Visalsambath explains the steps involved in Khmer archery to his students – like the first, a wide-stanced squat, followed with a shot lunging forward. “It’s so you can shoot while moving in the battlefield,” Visalsambath says. “It’s a part of Khmer martial arts, like bokator.”

Khmer archery is an art that was completely lost until revived by Visalsambath’s teacher, Channlin Til.

On the first floor of a half-finished borey development in Siem Reap town, 27-year-old Til and four apprentices have set up a workshop where they craft bows and arrows from the wood of the treang palm.

Enthralled by archery since he was 12, when Til made a toy bow out of bamboo, the workshop is the result of years of research beginning in 2009.

“I didn’t see Khmer bows in movies, on the news, or anywhere,” he says.

But by studying a 19th century bow at the National Museum in Phnom Penh, examining the bas-reliefs at Angkor Wat of Khmer archers, and conducting interviews with old men in the provinces who once used traditional-style bows to hunt, he says he cobbled together enough information to recreate his first traditional bow in 2012.

“For the old people I spoke to . . . I considered myself all of what they told me,” he says. “The pictures in Angkor Wat show many styles of bow and the different stances for shooting.”

Channlin Til at the Royal Archery Club in Siem Reap. Alessandro Marazzi Sassoon

At the nearby range of the Royal Archery Club he points to a rack of traditional bows, explaining how, based on strength and ornamentation, each one is styled for a foot soldier, a group leader, a general or the king.

“The Khmer bow has a lot of power, because the style of shooting is different from other [traditional] bows like the Korean or Chinese,” he says.

Shooting a Khmer traditional bow involves a fuller range of movement to modern sport archery. Instead of standing stationary, archers squat, lunge or stand on one foot. The sturdy treang wood puts more tension on the draw, and there’s no hold on the bow to guide the arrow. An archer must rely on the steadiness of both hands to take a shot.

In all, Til devised a series of eight “steps” or different shooting stances that can be practiced in sequence and serve different combat functions, such as shooting while running, or at an enemy approaching from behind. According to Til, he has managed to shoot an arrow 180 meters with his bow – equivalent to a modern longbow, but he reckons the Angkorians managed further.

Nonetheless, he’s made a few concessions on authenticity. The bowstring is the same as a modern archery bow, and the arrows have feathers instead of palm leaves. In the interest of practicality, his arrows are also shorter than the 1.2-metre length of the past.

In all, making a bow is about a monthlong process, involving soaking, drying, shaving, treating and stringing. Til sells his bows, with a starting price of $75, through the Royal Archery Club where the public can try traditional or modern archery, for a fee.

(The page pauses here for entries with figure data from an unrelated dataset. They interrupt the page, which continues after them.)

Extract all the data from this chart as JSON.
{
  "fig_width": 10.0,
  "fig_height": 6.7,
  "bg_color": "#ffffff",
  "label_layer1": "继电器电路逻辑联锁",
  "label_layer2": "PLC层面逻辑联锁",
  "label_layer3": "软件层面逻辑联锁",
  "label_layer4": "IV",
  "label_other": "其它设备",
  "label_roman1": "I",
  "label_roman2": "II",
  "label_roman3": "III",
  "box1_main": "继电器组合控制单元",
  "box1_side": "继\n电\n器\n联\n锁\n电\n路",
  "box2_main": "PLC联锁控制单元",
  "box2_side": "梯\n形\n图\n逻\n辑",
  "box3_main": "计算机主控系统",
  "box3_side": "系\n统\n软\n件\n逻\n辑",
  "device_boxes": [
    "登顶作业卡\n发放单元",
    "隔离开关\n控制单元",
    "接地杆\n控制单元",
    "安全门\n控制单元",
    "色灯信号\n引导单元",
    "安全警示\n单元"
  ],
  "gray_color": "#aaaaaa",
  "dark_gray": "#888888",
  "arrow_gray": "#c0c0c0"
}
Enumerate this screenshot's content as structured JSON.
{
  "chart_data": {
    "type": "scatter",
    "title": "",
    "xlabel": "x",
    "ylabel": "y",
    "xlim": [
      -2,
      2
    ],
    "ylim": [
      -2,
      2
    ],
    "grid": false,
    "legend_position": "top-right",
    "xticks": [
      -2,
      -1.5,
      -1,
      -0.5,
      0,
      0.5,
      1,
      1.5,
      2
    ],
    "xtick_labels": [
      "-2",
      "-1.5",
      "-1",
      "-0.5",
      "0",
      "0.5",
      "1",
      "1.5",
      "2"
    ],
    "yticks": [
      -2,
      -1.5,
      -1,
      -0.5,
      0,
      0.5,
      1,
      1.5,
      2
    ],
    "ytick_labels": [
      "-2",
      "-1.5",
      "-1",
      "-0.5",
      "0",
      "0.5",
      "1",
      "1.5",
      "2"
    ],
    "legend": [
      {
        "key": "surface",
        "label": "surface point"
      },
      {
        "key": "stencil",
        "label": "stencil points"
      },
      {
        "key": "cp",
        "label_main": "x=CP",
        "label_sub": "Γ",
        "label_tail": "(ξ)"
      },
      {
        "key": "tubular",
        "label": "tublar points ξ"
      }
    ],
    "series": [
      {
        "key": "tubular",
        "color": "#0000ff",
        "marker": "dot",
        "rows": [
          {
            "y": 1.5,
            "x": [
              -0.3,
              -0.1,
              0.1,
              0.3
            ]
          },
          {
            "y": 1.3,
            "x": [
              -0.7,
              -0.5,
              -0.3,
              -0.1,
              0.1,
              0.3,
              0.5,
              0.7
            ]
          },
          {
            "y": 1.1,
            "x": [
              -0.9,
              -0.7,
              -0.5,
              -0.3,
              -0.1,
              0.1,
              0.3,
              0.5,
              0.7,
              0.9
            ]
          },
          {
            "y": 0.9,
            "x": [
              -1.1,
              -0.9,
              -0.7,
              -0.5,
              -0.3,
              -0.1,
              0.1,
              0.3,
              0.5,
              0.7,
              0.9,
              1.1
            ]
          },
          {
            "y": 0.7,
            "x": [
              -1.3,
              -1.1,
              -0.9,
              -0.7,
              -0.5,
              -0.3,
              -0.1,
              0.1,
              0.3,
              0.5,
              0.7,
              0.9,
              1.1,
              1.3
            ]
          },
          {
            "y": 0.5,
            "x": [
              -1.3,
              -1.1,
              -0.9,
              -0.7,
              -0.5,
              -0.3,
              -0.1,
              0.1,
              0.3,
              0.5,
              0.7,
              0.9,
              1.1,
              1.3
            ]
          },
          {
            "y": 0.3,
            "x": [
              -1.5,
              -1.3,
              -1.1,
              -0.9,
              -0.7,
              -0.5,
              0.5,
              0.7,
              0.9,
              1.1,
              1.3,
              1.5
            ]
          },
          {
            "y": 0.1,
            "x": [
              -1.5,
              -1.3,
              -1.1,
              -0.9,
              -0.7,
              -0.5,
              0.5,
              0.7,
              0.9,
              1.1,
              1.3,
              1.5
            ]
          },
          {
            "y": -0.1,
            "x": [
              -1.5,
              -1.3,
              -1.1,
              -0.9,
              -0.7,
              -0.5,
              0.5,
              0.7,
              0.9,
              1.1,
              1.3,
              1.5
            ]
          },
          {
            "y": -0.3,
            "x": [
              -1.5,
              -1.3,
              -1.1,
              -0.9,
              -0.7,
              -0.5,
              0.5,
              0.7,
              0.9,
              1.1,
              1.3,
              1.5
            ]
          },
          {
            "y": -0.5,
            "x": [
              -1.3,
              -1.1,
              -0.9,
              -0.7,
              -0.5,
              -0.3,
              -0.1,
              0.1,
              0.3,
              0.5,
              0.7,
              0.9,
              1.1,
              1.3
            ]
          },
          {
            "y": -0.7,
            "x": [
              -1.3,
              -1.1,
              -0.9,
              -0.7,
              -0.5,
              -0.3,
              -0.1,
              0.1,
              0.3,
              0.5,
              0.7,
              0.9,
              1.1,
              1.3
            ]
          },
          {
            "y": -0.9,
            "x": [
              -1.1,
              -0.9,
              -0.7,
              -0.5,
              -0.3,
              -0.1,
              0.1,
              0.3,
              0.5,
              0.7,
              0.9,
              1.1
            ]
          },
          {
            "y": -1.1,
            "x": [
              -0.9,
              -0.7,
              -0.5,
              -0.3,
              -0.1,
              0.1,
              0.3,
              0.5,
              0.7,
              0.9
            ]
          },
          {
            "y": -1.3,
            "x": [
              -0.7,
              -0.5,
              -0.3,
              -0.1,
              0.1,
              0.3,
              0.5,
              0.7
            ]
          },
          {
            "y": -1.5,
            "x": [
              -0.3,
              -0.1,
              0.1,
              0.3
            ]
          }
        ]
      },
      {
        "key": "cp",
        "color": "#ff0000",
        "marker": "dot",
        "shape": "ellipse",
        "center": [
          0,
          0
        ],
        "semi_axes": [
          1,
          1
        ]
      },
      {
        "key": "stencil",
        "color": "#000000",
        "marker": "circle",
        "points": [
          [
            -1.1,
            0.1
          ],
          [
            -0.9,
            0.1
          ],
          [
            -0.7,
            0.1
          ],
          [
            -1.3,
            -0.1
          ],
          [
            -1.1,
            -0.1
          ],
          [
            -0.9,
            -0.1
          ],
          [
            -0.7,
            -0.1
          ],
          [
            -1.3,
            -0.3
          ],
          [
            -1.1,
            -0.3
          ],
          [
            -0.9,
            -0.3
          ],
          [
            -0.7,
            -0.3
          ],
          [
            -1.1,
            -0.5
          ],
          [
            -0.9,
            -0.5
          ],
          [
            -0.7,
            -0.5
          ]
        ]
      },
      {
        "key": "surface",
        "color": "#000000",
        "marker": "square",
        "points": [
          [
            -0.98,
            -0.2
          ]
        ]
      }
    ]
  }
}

The club was established in late 2016. Director Sa Dina, 32, says that as the sole member of the Cambodian Archery Federation, his goal is to build up interest for the sport among young Cambodians.

“It’s part of preparing for Cambodia to be the host of the Southeast Asia games in 2023,” he says. And while only modern bows are used in international competitions, Dina and the handful of trainees at the club see the SEA Games – as well as the next national games – as an opportunity to showcase the traditional bow.

“A lot of teenagers especially are interested and want to give their support,” Dina says, “but in Phnom Penh it’s very crowded.”

Visalsambath has his sights set on the future. He hopes that with enough skilled archers the sport may soon make its debut at an international traditional archery festival.

For the last one in Tianshui, China, he says, they were unable to field a team with the minimum requirement of four archers.

“When we have a club in Phnom Penh, and enough archers . . . with ability, we can join that event,” he says.

But with growing interest he hopes Khmer archery will soon take its place alongside the traditional bows from around the globe.

“We want to let the world know that Cambodians have got their own culture of archery also,” he says.